The code below uses a string function to pull back all rows in the DataFrame where product1 contains the words “New Zealand”
# view New Zealand wines association rules
apriori_rules_df[apriori_rules_df['product1'].str.contains('New Zealand')]
The results of this search, in order of descending Lift are as follows:
| product1 | product2 | support | confidence | lift |
|---|---|---|---|---|
| New Zealand Red | Malt Whisky | 0.005326605 | 0.271428571 | 5.628986711 |
| New Zealand Red | Iberia White | 0.007289038 | 0.371428571 | 4.616326531 |
| New Zealand Red | New Zealand White | 0.012615643 | 0.642857143 | 4.613825812 |
| New Zealand Red | French White South | 0.004485562 | 0.228571429 | 4.431055901 |
| New Zealand Red | French White 2 | 0.009531819 | 0.485714286 | 4.256862057 |
| New Zealand Red | French Red | 0.004205214 | 0.214285714 | 3.879985497 |
| New Zealand Red | French Red South | 0.006447996 | 0.328571429 | 3.868033946 |
| New Zealand Red | South America | 0.010933558 | 0.557142857 | 3.799863425 |
| New Zealand Red | Other Red | 0.004485562 | 0.228571429 | 3.591692889 |
| New Zealand Red | Iberia | 0.012054948 | 0.614285714 | 3.528433402 |
| New Zealand Red | Champagne | 0.008690777 | 0.442857143 | 3.526052296 |
| New Zealand White | South America White | 0.049341183 | 0.354124748 | 3.423205902 |
| New Zealand Red | French Red 2 | 0.010092515 | 0.514285714 | 3.359811617 |
| New Zealand Red | South America White | 0.006728343 | 0.342857143 | 3.314285714 |
| New Zealand Red | Australia White | 0.007289038 | 0.371428571 | 3.215742025 |
There appears to be some relationship between New Zealand wines and other New Zealand wines, but what is also interesting is that New Zealand wines seem to be more associated with French and South American wines than they are with Australian Wines.

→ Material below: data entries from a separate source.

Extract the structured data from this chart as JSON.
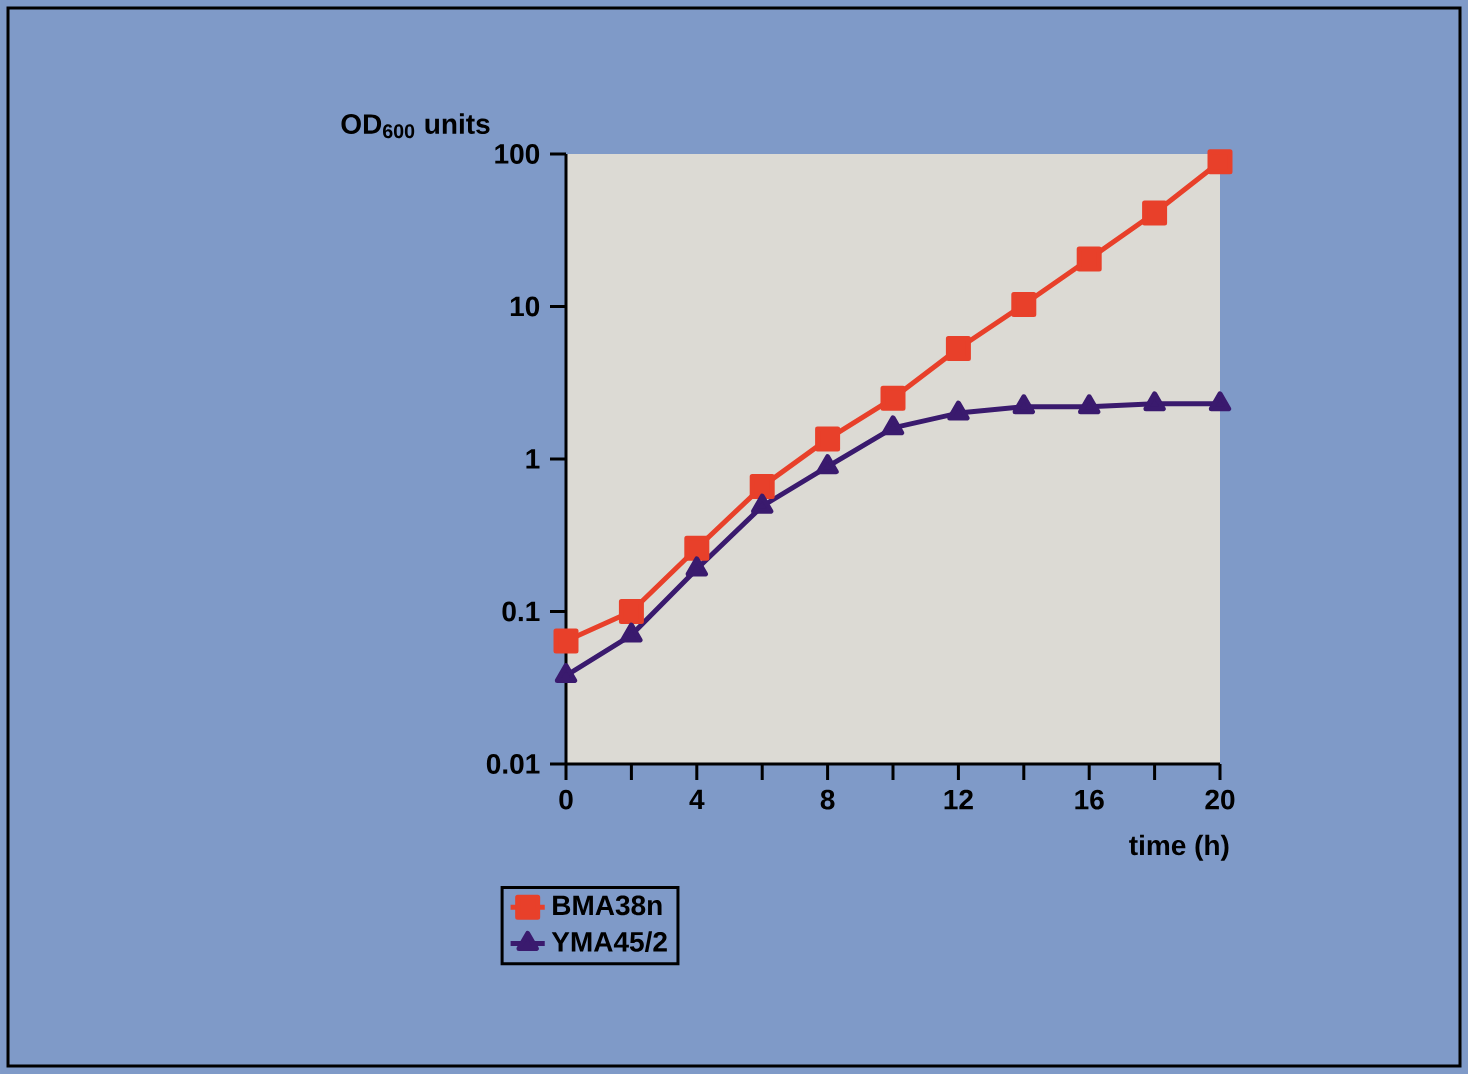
{
  "chart_data": {
    "type": "line",
    "ylabel": "OD$_{600}$ units",
    "xlabel": "time (h)",
    "x": [
      0,
      2,
      4,
      6,
      8,
      10,
      12,
      14,
      16,
      18,
      20
    ],
    "series": [
      {
        "name": "BMA38n",
        "color": "#e8402a",
        "marker": "square",
        "values": [
          0.064,
          0.1,
          0.26,
          0.66,
          1.35,
          2.5,
          5.3,
          10.3,
          20.5,
          41,
          89
        ]
      },
      {
        "name": "YMA45/2",
        "color": "#3a1a6e",
        "marker": "triangle",
        "values": [
          0.038,
          0.07,
          0.19,
          0.49,
          0.89,
          1.6,
          2.0,
          2.2,
          2.2,
          2.3,
          2.3
        ]
      }
    ],
    "log": "y",
    "xlim": [
      0,
      20
    ],
    "ylim": [
      0.01,
      100
    ],
    "xticks": [
      0,
      {
        "value": 2,
        "label": null
      },
      4,
      {
        "value": 6,
        "label": null
      },
      8,
      {
        "value": 10,
        "label": null
      },
      12,
      {
        "value": 14,
        "label": null
      },
      16,
      {
        "value": 18,
        "label": null
      },
      20
    ],
    "yticks": [
      0.01,
      0.1,
      1,
      10,
      100
    ],
    "grid": false,
    "legend": "bottom left",
    "line_style": "solid"
  }
}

New Zealand and Australia are often grouped together, but in terms of wine this wouldn’t make sense - perhaps because of the difference climates the wines are very different and thus it wouldn’t make sense to group wines by geographical proximity, but by preference instead. This is only a hypothesis for now, but the client can use their category experts to interpret it!
Growth & Next Steps
As this was first and foremost an exploratory project, I will take back the results to the client Category Managers and discuss the results, our views on how these insights can be actioned best, and any considerations that need to be taken into account when interpreting.
From there I will recommend applying this same logic to all other categories, as well as potentially across the full-product range.
I will also propose the development of the “Keyword Search Engine” which will help Category Managers extract and utilize the insights held within the data.